When his boss found him on Facebook, a 26-year old worker with a Toronto theatre company thought nothing of accepting her request to make him her "friend."
Now, he deeply regrets it.
"I 'friended' her, not really thinking anything of it, but she went through and looked at all my stuff," he says.
That stuff included several photographs of him dancing in his living room, others of him "just standing around, looking forlorn off into the distance."
His boss freely commented on them. About his dancing, she wrote: "Nice moves. I didn't know you had it in you." About looking forlorn: "You have that far-off look in your eyes."
It all made him very uncomfortable, he says, as though she were invading a part of his life where she just did not belong.
As a result, he cut back on the personal content he posted, but stopped short of cutting her off as a Facebook friend, fearing that could cause its own problems.
"It's too late once you've friended them. I just can't take her off," says the worker, who asked not to be identified.
Facebook began in 2004 as a way for university students to connect, but now that the online social networking site's popularity has exploded, expanding its reach into every corner, it is raising some prickly and delicate issues in the workplace: How do you respond to requests to connect with superiors, peers and other work-related people in a forum created mainly to share personal material about life outside of work?
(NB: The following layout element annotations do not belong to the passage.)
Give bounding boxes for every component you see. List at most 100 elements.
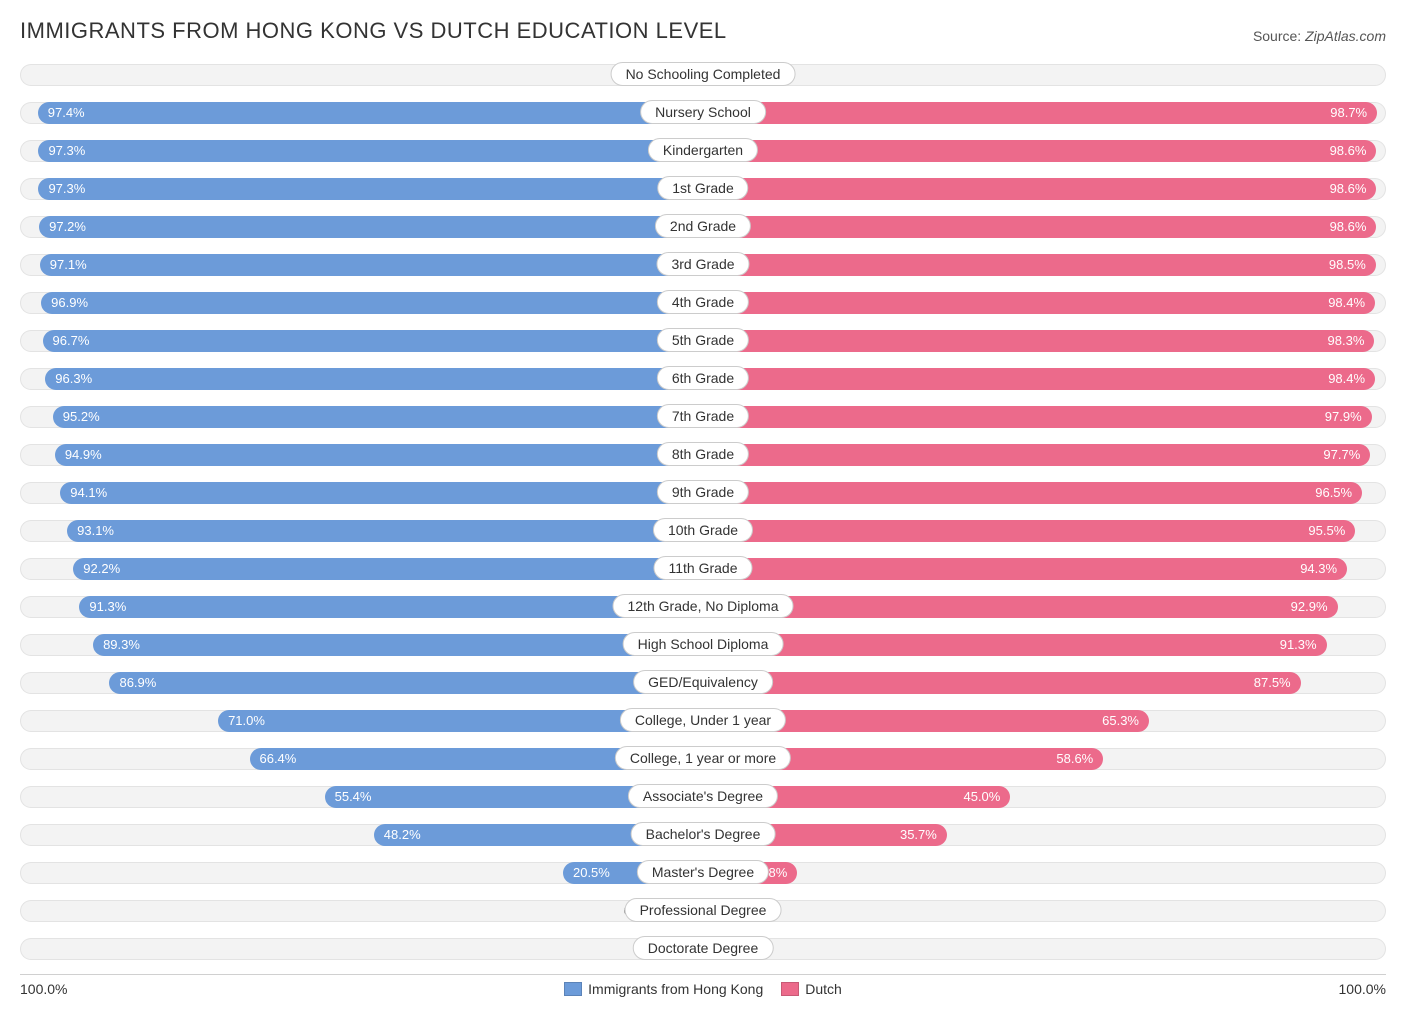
category-label: 11th Grade: [653, 556, 752, 580]
bar-left: [38, 140, 703, 162]
bar-right: [703, 140, 1376, 162]
chart-row: 97.1% 98.5% 3rd Grade: [20, 248, 1386, 281]
track-left: [20, 938, 703, 960]
diverging-bar-chart: 2.7%1.4%No Schooling Completed97.4%98.7%…: [20, 58, 1386, 975]
value-right: 98.7%: [1330, 102, 1377, 124]
chart-row: 71.0% 65.3% College, Under 1 year: [20, 704, 1386, 737]
category-label: College, 1 year or more: [615, 746, 791, 770]
chart-row: 97.2%98.6%2nd Grade: [20, 210, 1386, 243]
chart-header: IMMIGRANTS FROM HONG KONG VS DUTCH EDUCA…: [20, 18, 1386, 44]
track-right: [703, 900, 1386, 922]
bar-left: [38, 102, 703, 124]
category-label: 9th Grade: [657, 480, 749, 504]
value-left: 96.3%: [45, 368, 92, 390]
category-label: Associate's Degree: [628, 784, 778, 808]
chart-row: 93.1% 95.5% 10th Grade: [20, 514, 1386, 547]
category-label: Nursery School: [640, 100, 766, 124]
value-right: 92.9%: [1291, 596, 1338, 618]
bar-right: [703, 520, 1355, 542]
chart-row: 97.4% 98.7% Nursery School: [20, 96, 1386, 129]
category-label: 3rd Grade: [656, 252, 749, 276]
value-left: 97.1%: [40, 254, 87, 276]
chart-row: 95.2%97.9%7th Grade: [20, 400, 1386, 433]
track-right: [703, 64, 1386, 86]
bar-right: [703, 102, 1377, 124]
value-left: 86.9%: [109, 672, 156, 694]
bar-left: [41, 292, 703, 314]
bar-left: [93, 634, 703, 656]
category-label: Doctorate Degree: [633, 936, 774, 960]
bar-left: [109, 672, 703, 694]
chart-row: 94.9%97.7%8th Grade: [20, 438, 1386, 471]
value-left: 20.5%: [563, 862, 610, 884]
value-left: 91.3%: [79, 596, 126, 618]
track-right: [703, 862, 1386, 884]
value-right: 87.5%: [1254, 672, 1301, 694]
value-left: 71.0%: [218, 710, 265, 732]
category-label: College, Under 1 year: [620, 708, 786, 732]
category-label: Master's Degree: [637, 860, 769, 884]
value-right: 98.6%: [1330, 178, 1377, 200]
value-right: 98.5%: [1329, 254, 1376, 276]
bar-right: [703, 406, 1372, 428]
chart-row: 2.8%1.8%Doctorate Degree: [20, 932, 1386, 965]
category-label: Bachelor's Degree: [631, 822, 776, 846]
value-left: 94.1%: [60, 482, 107, 504]
axis-right-max: 100.0%: [1339, 981, 1386, 997]
track-right: [703, 938, 1386, 960]
value-left: 95.2%: [53, 406, 100, 428]
chart-footer: 100.0% Immigrants from Hong Kong Dutch 1…: [20, 981, 1386, 997]
source-label: Source:: [1253, 28, 1305, 44]
bar-left: [40, 254, 703, 276]
value-right: 96.5%: [1315, 482, 1362, 504]
value-right: 95.5%: [1308, 520, 1355, 542]
value-left: 48.2%: [374, 824, 421, 846]
legend-label-left: Immigrants from Hong Kong: [588, 981, 763, 997]
value-left: 93.1%: [67, 520, 114, 542]
legend-swatch-left: [564, 982, 582, 996]
bar-right: [703, 672, 1301, 694]
source-name: ZipAtlas.com: [1305, 28, 1386, 44]
value-left: 97.2%: [39, 216, 86, 238]
bar-right: [703, 596, 1338, 618]
category-label: 10th Grade: [653, 518, 753, 542]
value-right: 98.4%: [1328, 368, 1375, 390]
chart-legend: Immigrants from Hong Kong Dutch: [564, 981, 842, 997]
bar-left: [43, 330, 703, 352]
track-left: [20, 900, 703, 922]
track-left: [20, 64, 703, 86]
bar-right: [703, 330, 1374, 352]
category-label: 12th Grade, No Diploma: [613, 594, 794, 618]
chart-row: 92.2%94.3%11th Grade: [20, 552, 1386, 585]
chart-row: 97.3%98.6%1st Grade: [20, 172, 1386, 205]
value-left: 97.3%: [38, 140, 85, 162]
bar-left: [60, 482, 703, 504]
value-left: 94.9%: [55, 444, 102, 466]
bar-right: [703, 178, 1376, 200]
value-left: 66.4%: [249, 748, 296, 770]
value-right: 97.9%: [1325, 406, 1372, 428]
legend-item-right: Dutch: [781, 981, 842, 997]
chart-source: Source: ZipAtlas.com: [1253, 28, 1386, 44]
value-left: 55.4%: [325, 786, 372, 808]
bar-left: [53, 406, 703, 428]
legend-item-left: Immigrants from Hong Kong: [564, 981, 763, 997]
bar-right: [703, 368, 1375, 390]
legend-swatch-right: [781, 982, 799, 996]
chart-row: 66.4%58.6%College, 1 year or more: [20, 742, 1386, 775]
category-label: Kindergarten: [648, 138, 758, 162]
value-left: 89.3%: [93, 634, 140, 656]
value-right: 35.7%: [900, 824, 947, 846]
category-label: Professional Degree: [625, 898, 782, 922]
chart-row: 55.4% 45.0% Associate's Degree: [20, 780, 1386, 813]
bar-right: [703, 444, 1370, 466]
value-right: 45.0%: [963, 786, 1010, 808]
category-label: 4th Grade: [657, 290, 749, 314]
bar-left: [39, 216, 703, 238]
category-label: GED/Equivalency: [633, 670, 773, 694]
bar-left: [67, 520, 703, 542]
bar-right: [703, 558, 1347, 580]
value-left: 97.4%: [38, 102, 85, 124]
value-right: 65.3%: [1102, 710, 1149, 732]
category-label: 2nd Grade: [655, 214, 751, 238]
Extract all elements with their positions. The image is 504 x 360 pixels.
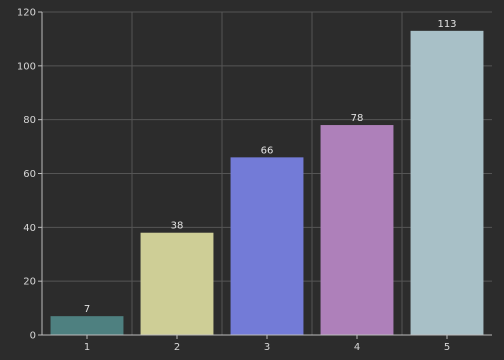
y-tick-label: 100 [17, 61, 36, 72]
data-label-4: 78 [351, 113, 364, 124]
x-tick-label-5: 5 [444, 342, 450, 353]
bar-2 [140, 232, 214, 335]
y-tick-label: 0 [30, 331, 36, 342]
data-label-3: 66 [261, 145, 274, 156]
bar-1 [50, 316, 124, 335]
x-tick-label-2: 2 [174, 342, 180, 353]
y-tick-label: 40 [23, 223, 36, 234]
bar-5 [410, 30, 484, 335]
x-tick-label-1: 1 [84, 342, 90, 353]
y-tick-label: 80 [23, 115, 36, 126]
x-tick-label-4: 4 [354, 342, 360, 353]
gridlines [42, 11, 492, 335]
data-label-5: 113 [437, 19, 456, 30]
data-label-1: 7 [84, 304, 90, 315]
y-tick-label: 20 [23, 277, 36, 288]
x-tick-label-3: 3 [264, 342, 270, 353]
bar-3 [230, 157, 304, 335]
bars [50, 30, 484, 335]
axes [38, 11, 492, 339]
data-label-2: 38 [171, 221, 184, 232]
bar-4 [320, 125, 394, 335]
labels: 0 20 40 60 80 100 120 7 1 38 2 66 3 78 4 113 5 [17, 8, 457, 354]
y-tick-label: 120 [17, 8, 36, 19]
y-tick-label: 60 [23, 169, 36, 180]
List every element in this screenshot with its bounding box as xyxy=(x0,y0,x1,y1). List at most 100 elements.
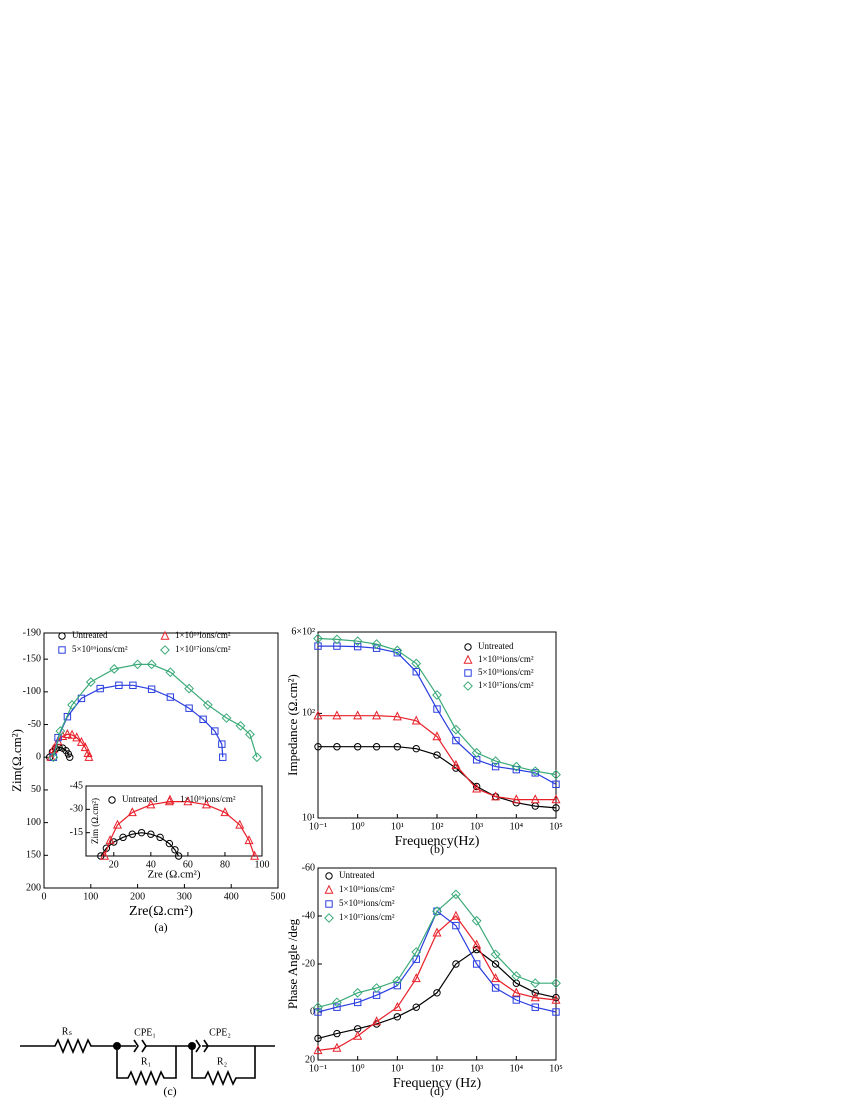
point xyxy=(411,658,422,669)
point xyxy=(72,732,82,742)
series-line xyxy=(103,801,256,857)
point xyxy=(76,736,86,746)
x-tick-label: 10⁴ xyxy=(510,1063,524,1074)
point xyxy=(393,1013,402,1021)
node xyxy=(113,1042,121,1050)
point xyxy=(392,645,403,656)
legend-label: Untreated xyxy=(339,870,375,880)
point xyxy=(472,783,482,793)
y-tick-label: 0 xyxy=(310,1006,315,1017)
x-tick-label: 20 xyxy=(109,859,119,870)
series-line xyxy=(317,915,557,1051)
point xyxy=(392,711,402,721)
x-tick-label: 200 xyxy=(130,891,145,902)
x-tick-label: 10⁰ xyxy=(351,1063,365,1074)
point xyxy=(199,715,207,724)
point xyxy=(77,694,86,703)
point xyxy=(353,998,362,1007)
y-tick-label: 50 xyxy=(31,784,41,795)
point xyxy=(472,960,481,968)
point xyxy=(166,693,175,701)
point xyxy=(511,761,522,772)
legend-label: 1×10¹⁷ions/cm² xyxy=(478,680,534,690)
point xyxy=(313,710,323,720)
legend-label: 5×10¹⁶ions/cm² xyxy=(478,667,534,677)
point xyxy=(411,715,421,725)
legend-label: 1×10¹⁶ions/cm² xyxy=(180,794,236,804)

Many are finding the line that now blurs work and after-work personas tricky to straddle.
In a recent online Globe and Mail poll, 84 per cent of nearly 5,200 respondents answered no to the question of whether they would add their boss to their list of Facebook friends.
"The whole thing is so grey. There are a lot of challenges with Facebook," says career coach Alan Kearns, Toronto-based founder of CareerJoy.
"All of a sudden, people have a view into other people's personal lives. It can bring up all kinds of things ... I think people are just starting to come to terms with that."
And how it's handled can be helpful - or harmful - to a career, Mr. Kearns adds.
It's not only what employers see about employees; it can be equally uncomfortable the other way around.
When a 35-year-old employee of a financial institution in Regina, his co-workers and his boss joined Facebook last fall, they all friended each other. But the employee, who also asked not to be named, soon found he was seeing things he'd rather not.
When his manager broke up with her boyfriend one weekend, the entire staff knew about it by Monday because she changed her status on Facebook to indicate she was single.
Staff spent an uncomfortable few days in the lunch room, the employee says, knowing that the boss was having relationship woes but unsure whether to say anything.
The news eventually moved from Facebook to the real world when she was spotted crying in the office and began telling everyone about the situation.
Worse, she continued to write about her feelings on Facebook, the employee says. "Do I really need to see that?" he asks."
The employee says that it would be too awkward to end his Facebook friendships with the manager and co-workers.
So he now spends little time on their pages to avoid seeing anything too personal.
So who should friend who?
Being Facebook friends with workmates can be useful for quick communication, notifications and building camaraderie, career experts say.
Becoming friends with the boss is a stickier decision, the experts say.